Note: This bug is displayed in read-only format because the product is no longer active in Red Hat Bugzilla.

Bug 1589629

Summary: Install logging/metrics failed at TASK [Validate openshift_node_groups and openshift_node_group_name]
Product: OpenShift Container Platform Reporter: Junqi Zhao <juzhao>
Component: InstallerAssignee: Michael Gugino <mgugino>
Status: CLOSED DUPLICATE QA Contact: Junqi Zhao <juzhao>
Severity: high Docs Contact:
Priority: high    
Version: 3.10.0CC: anli, aos-bugs, jiajliu, jokerman, mmccomas, vrutkovs, wmeng
Target Milestone: ---Keywords: Regression
Target Release: 3.10.0   
Hardware: Unspecified   
OS: Unspecified   
Whiteboard:
Fixed In Version: Doc Type: If docs needed, set a value
Doc Text:
Story Points: ---
Clone Of: Environment:
Last Closed: 2018-06-12 18:11:34 UTC Type: Bug
Regression: --- Mount Type: ---
Documentation: --- CRM:
Verified Versions: Category: ---
oVirt Team: --- RHEL 7.3 requirements from Atomic Host:
Cloudforms Team: --- Target Upstream Version:
Embargoed:
Attachments:
Description Flags
inventory file none

Description Junqi Zhao 2018-06-11 02:33:49 UTC
Created attachment 1449842 [details]
inventory file

Description of problem:
Install logging/metrics failed at TASK [Validate openshift_node_groups and openshift_node_group_name]
TASK [Validate openshift_node_groups and openshift_node_group_name] ***********************************************************************************************************************************************
task path: /usr/share/ansible/openshift-ansible/playbooks/init/sanity_checks.yml:18
Sunday 10 June 2018  22:21:35 -0400 (0:00:01.829)       0:00:13.792 *********** 
fatal: [host-8-249-107.host.centralci.eng.rdu2.redhat.com]: FAILED! => {
    "msg": "last_checked_host: host-8-249-107.host.centralci.eng.rdu2.redhat.com, last_checked_var: openshift_node_group_name;openshift_node_group_name must be defined for all nodes"
}

we don't need to set openshift_node_group_name before

Version-Release number of the following components:
# rpm -qa | grep openshift-ansible
openshift-ansible-roles-3.10.0-0.65.0.git.45.1ea4d05.el7.noarch
openshift-ansible-docs-3.10.0-0.65.0.git.45.1ea4d05.el7.noarch
openshift-ansible-playbooks-3.10.0-0.65.0.git.45.1ea4d05.el7.noarch
openshift-ansible-3.10.0-0.65.0.git.45.1ea4d05.el7.noarch


How reproducible:
Always

Steps to Reproduce:
1. Deploy metrics 3.10, inventory file see the attached file
2.
3.

Actual results:
failed at TASK [Validate openshift_node_groups and openshift_node_group_name]

Expected results:

Additional info:

Comment 1 Junqi Zhao 2018-06-11 02:35:16 UTC
Blocks metrics/logging installstion

Comment 2 Junqi Zhao 2018-06-11 02:36:36 UTC
add skip_sanity_checks=true as workaround

Comment 3 Michael Gugino 2018-06-11 14:58:23 UTC
We have refactored the installer a bit recently.  openshift_node_group_name is required to be set for all nodes.

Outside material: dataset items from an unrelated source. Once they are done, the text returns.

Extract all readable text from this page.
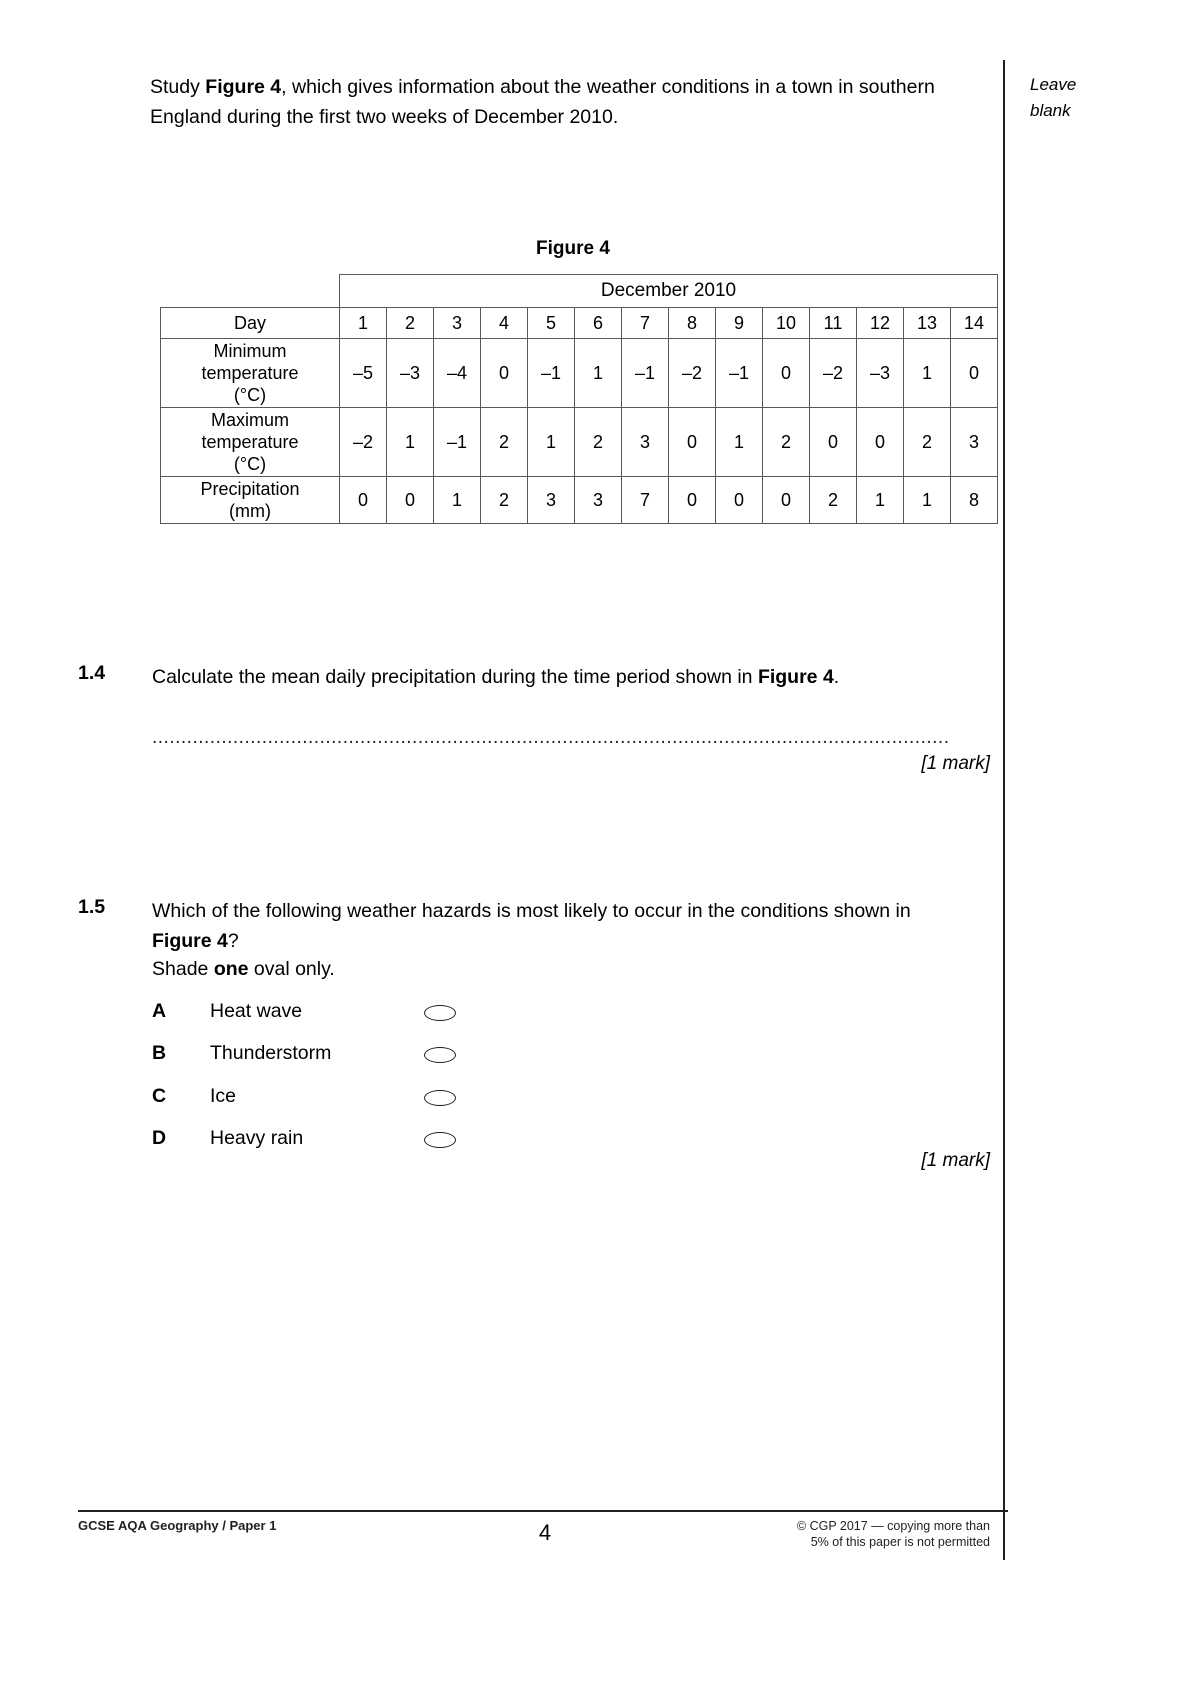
Leave
blank
Study Figure 4, which gives information about the weather conditions in a town in southern England during the first two weeks of December 2010.
Figure 4
	December 2010													
Day	1	2	3	4	5	6	7	8	9	10	11	12	13	14

Minimum
temperature
(°C)	–5	–3	–4	0	–1	1	–1	–2	–1	0	–2	–3	1	0

Maximum
temperature
(°C)	–2	1	–1	2	1	2	3	0	1	2	0	0	2	3

Precipitation
(mm)	0	0	1	2	3	3	7	0	0	0	2	1	1	8
1.4	Calculate the mean daily precipitation during the time period shown in Figure 4.
..........................................................................................................................................
[1 mark]
1.5	Which of the following weather hazards is most likely to occur in the conditions shown in Figure 4?
Shade one oval only.
A Heat wave
B Thunderstorm
C Ice
D Heavy rain
[1 mark]
GCSE AQA Geography / Paper 1	4	© CGP 2017 — copying more than
5% of this paper is not permitted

Comment 4 liujia 2018-06-12 06:14:39 UTC
Hit it when do upgrade on openshift-ansible-3.10.0-0.66.0.git.79.68197f9.el7.noarch.rpm

Comment 5 Anping Li 2018-06-12 06:27:22 UTC
What's purpose for this variable?  Is the openshift_node_group_name one of the configmap name in openshift-node project?

I guess it is used to schedule pods to the specified groups. But when I set openshift_node_group_name=node-config-infra. The pods weren't scheduled to those nodes.  Is that correct? 

Shall we update the other roles(openshift-logging/openshift-metrics/openshift_prometheus/openshift_web_console/openshift_hosted/upgrade and etc) accordingly?

Comment 6 Vadim Rutkovsky 2018-06-12 10:12:25 UTC
(In reply to Anping Li from comment #5)
> What's purpose for this variable?  Is the openshift_node_group_name one of
> the configmap name in openshift-node project?

Yes. This configmaps contains labels (and other config settings) which would be applied to a node group. See https://bugzilla.redhat.com/show_bug.cgi?id=1571194

> 
> I guess it is used to schedule pods to the specified groups. But when I set
> openshift_node_group_name=node-config-infra. The pods weren't scheduled to
> those nodes.  Is that correct? 

Did the nodes get the required labels?

Comment 7 Anping Li 2018-06-12 10:30:21 UTC
Athough, there is configure map node-config-infra. But no node are labelled with node-role.kubernetes.io/infra=true. 

For prometheus, I found the default nodes selector have been changed from region=infra to node-role.kubernetes.io/infra=true. 

For Logging&Metrics, there isn't default node selector, the logging and metrics pod can be scheduled to any nodes by default.

The node_selector is using to schedule pods.  Do really need the openshift_node_group_name? 

The OCP upgrade have been asked to provide openshift_node_group_name. What shall be provided to upgrade all nodes in one job?

Comment 8 Scott Dodson 2018-06-12 18:11:34 UTC
This is all related to the need to document node group configuration.

*** This bug has been marked as a duplicate of bug 1569476 ***